Pedagogy

The following is a list of useful scholarship on the teaching of writing, with a word or two on each.

Bahls, Patrick. Student Writing in the Quantitative Disciplines: A Guide for College Faculty. San Francisco, Josey-Bass: 2012.

The first two chapters address the role of writing in a course, chapter three covers how to respond to and assess student writing, and chapters four and five give numerous examples of informal and formal writing assignments.  Though the title says it is for the ‘quantitative disciplines,’ the assignments Bahls offers could easily be adapted across the campus.

Bartholomae, David. Writing on the Margins: Essays on Composition and Teaching. Boston: Bedford / St. Martins, 2005.

This book collects essays from the leading figure in composition theory.  Bartholomae addresses the relationship between the student and the academy, and what it means to learn to write within that fraught space.

Bean, John C. Engaging Ideas: The Professor’s Guide to Integrating Writing, Critical Thinking, and Active Learning into the Classroom. 2nd ed. San Francisco: Josey-Bass, 2011.

Bean shows the relationship between writing and thinking, and he offers guidance on designing problem-based assignments, teaching students to be critical thinkers, and responding to their writing.  He also includes chapters on teaching reading and using small groups effectively.

Glenn, Cheryl, and Melissa A. Goldthwaite. The St. Martin’s Guide to Teaching Writing. 7th ed. Boston: Bedford / St. Martin’s, 2014.

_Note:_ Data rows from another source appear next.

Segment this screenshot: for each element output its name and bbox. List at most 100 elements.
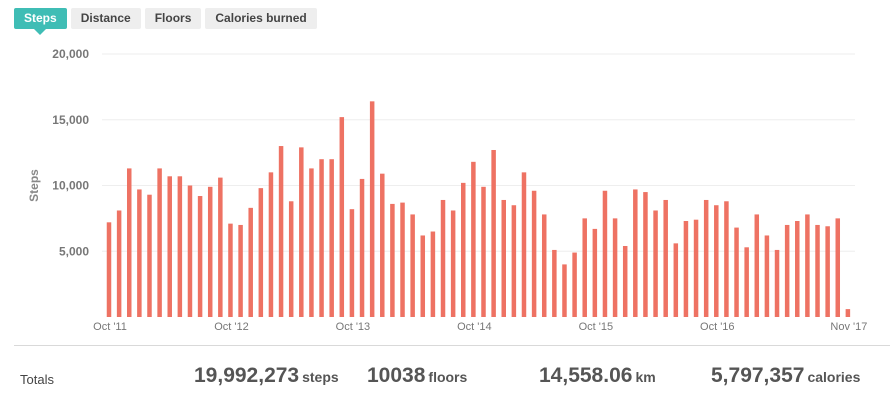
steps-bar-chart: 5,000 10,000 15,000 20,000 Steps Oct '11 Oct '… xyxy=(27,47,867,333)
bar xyxy=(258,188,264,317)
bar xyxy=(663,199,668,317)
bar xyxy=(582,218,587,317)
x-tick-label: Oct '16 xyxy=(700,321,735,333)
bar xyxy=(238,224,243,317)
totals-label: Totals xyxy=(20,372,54,387)
bar xyxy=(511,205,517,317)
bar xyxy=(390,203,395,317)
metric-tabs: Steps Distance Floors Calories burned xyxy=(14,8,317,35)
bar xyxy=(612,218,618,317)
bar xyxy=(461,182,466,317)
total-distance-value: 14,558.06 xyxy=(539,364,633,387)
bar xyxy=(177,176,183,317)
bar xyxy=(673,243,679,317)
divider xyxy=(14,345,890,346)
bar xyxy=(552,249,557,317)
bar xyxy=(714,205,719,317)
bar xyxy=(278,146,284,317)
total-steps: 19,992,273 steps xyxy=(194,364,339,388)
bar xyxy=(248,207,253,317)
x-tick-label: Oct '11 xyxy=(93,321,127,333)
total-calories-value: 5,797,357 xyxy=(711,364,805,387)
x-tick-label: Nov '17 xyxy=(830,321,867,333)
bar xyxy=(805,214,810,317)
total-calories: 5,797,357 calories xyxy=(711,364,860,388)
bar xyxy=(207,186,213,317)
bar xyxy=(268,172,274,317)
bar xyxy=(724,201,729,317)
bar xyxy=(349,209,355,317)
bar xyxy=(299,147,304,317)
bar xyxy=(845,309,851,317)
bar xyxy=(197,196,203,317)
total-floors-unit: floors xyxy=(428,369,468,385)
bar xyxy=(359,178,365,317)
bar xyxy=(501,199,506,317)
bar xyxy=(633,189,638,317)
bar xyxy=(380,173,385,317)
tab-floors[interactable]: Floors xyxy=(144,8,202,29)
total-calories-unit: calories xyxy=(807,369,861,385)
tab-steps[interactable]: Steps xyxy=(14,8,67,35)
bar xyxy=(703,199,709,317)
bar xyxy=(562,264,567,317)
bar xyxy=(450,210,456,317)
bar xyxy=(106,222,112,317)
total-distance: 14,558.06 km xyxy=(539,364,656,388)
bar xyxy=(147,194,152,317)
bar xyxy=(531,190,537,317)
bar xyxy=(744,247,749,317)
total-steps-value: 19,992,273 xyxy=(194,364,300,387)
y-tick-label: 20,000 xyxy=(52,47,89,61)
x-tick-label: Oct '14 xyxy=(457,321,492,333)
bar xyxy=(228,223,233,317)
tab-calories-burned[interactable]: Calories burned xyxy=(205,8,317,29)
bar xyxy=(369,101,375,317)
bar xyxy=(430,231,436,317)
bar xyxy=(339,117,345,318)
bar xyxy=(137,189,142,317)
bar xyxy=(734,227,739,317)
bar xyxy=(309,168,314,317)
bar xyxy=(815,224,820,317)
bar xyxy=(157,168,162,317)
bar xyxy=(481,186,486,317)
y-tick-label: 5,000 xyxy=(59,244,89,258)
bar xyxy=(835,218,841,317)
bar xyxy=(400,202,405,317)
bar xyxy=(218,177,223,317)
bar xyxy=(410,214,415,317)
y-tick-label: 10,000 xyxy=(52,179,89,193)
x-tick-label: Oct '12 xyxy=(214,321,249,333)
total-floors-value: 10038 xyxy=(367,364,426,387)
total-steps-unit: steps xyxy=(302,369,339,385)
y-axis-title: Steps xyxy=(27,169,41,202)
x-tick-label: Oct '15 xyxy=(579,321,614,333)
bar xyxy=(116,210,122,317)
bar xyxy=(471,161,476,317)
bar xyxy=(643,192,648,317)
bar xyxy=(774,249,780,317)
total-distance-unit: km xyxy=(635,369,656,385)
x-tick-label: Oct '13 xyxy=(336,321,371,333)
bar xyxy=(764,235,770,317)
tab-distance[interactable]: Distance xyxy=(70,8,141,29)
bar xyxy=(825,226,830,317)
bar xyxy=(795,221,800,317)
bar xyxy=(521,172,527,317)
bar xyxy=(592,228,598,317)
bar xyxy=(754,214,760,317)
bar xyxy=(126,168,132,317)
bar xyxy=(784,224,790,317)
y-tick-label: 15,000 xyxy=(52,113,89,127)
bar xyxy=(288,201,294,317)
bar xyxy=(572,252,577,317)
bar xyxy=(187,185,193,317)
bar xyxy=(420,235,426,317)
bar xyxy=(319,159,324,317)
bar xyxy=(693,219,699,317)
bar xyxy=(653,210,658,317)
bar xyxy=(491,149,496,317)
bar xyxy=(167,176,172,317)
bar xyxy=(683,221,689,317)
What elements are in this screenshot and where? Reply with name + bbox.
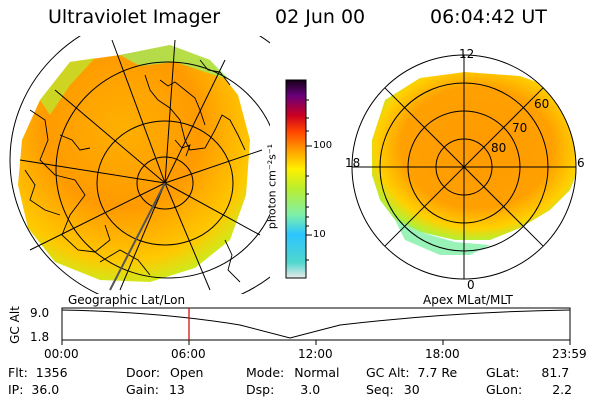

This book is guided by three principles: that writing is an art that can be taught and learned, that students learn to write through trial and error, and that composition theory should turn into useful classroom practice.

Graff, Gerald, and Cathy Birkenstein. They Say / I Say: The Moves that Matter in Academic Writing. 3rd ed. New York: W. W. Norton & Co., 2014.

The best-selling textbook in Composition, They Say / I Say offers sentence templates to teach students to write as academics do.

Gottschalk, Katherine, and Keith Hjortshoj. The Elements of Teaching Writing: A Resource for Instructors of All Disciplines. Boston: Bedford / St. Martins, 2004.

Gottschalk and Hjortshoj guide writing teachers through designing a course, designing an assignment sequence, responding to student writing, using informal writing in class, teaching the sentence, and teaching the research paper, among other things.  The book suggests methods to integrate writing into a variety of courses taught across campus.

Hayot, Eric. The Elements of Academic Style: Writing for the Humanities. New York: Columbia UP, 2014.

Hayot addresses what it means to write in the humanities, devoting chapters to paragraph structure, sentence-level style, footnotes, pacing, transitions, metalanguage, titles and subtitles, citations, oral presentations, jargon, and on and on.

Hedengren, Beth Finch. A TA’s Guide to Teaching Writing in All Disciplines. Boston: Bedford / St. Martin’s, 2004.

Although aimed at TAs, this book offers useful guidance to faculty as well, offering many practical suggestions on conferencing with students, in-class workshops, responding to student writing, evaluating student writing, and dealing with plagiarism.

Lindemann, Erika. A Rhetoric for Writing Teachers. 4th ed. New York: Oxford UP, 2001.

This book is aimed primarily at English teachers, but Lindemann’s insights on the rhetorical situation and the writing process, as well as on practical concerns like syllabus and assignment design, are relevant to writing teachers across campus.

White, Edward M. Assigning, Responding, Evaluating: A Writing Teacher’s Guide. 4th ed. Boston: Bedford / St. Martin’s, 2007.

White, a leading figure in assessment, offers guidance on helping students do well on writing assignments–that is, what writing teachers can do to set students up to succeed when they write–, responding to student writing, and evaluating that writing.  He also covers the benefits of Portfolios as an assessment method.

Zawacki, Terry Myers, and Paul M. Rogers. Writing across the Curriculum: A Critical Sourcebook. Boston: Bedford / St. Martin’s 2012.

This book collects articles from leading figures in Composition writing on what it means, and how, to teach writing across the curriculum.  Zawacki and Rogers devote chapters to the history of writing across the curriculum, what it looks like in practice, how to research it, how it might expand even further across campus, and how such programs and courses and curricula might be assessed.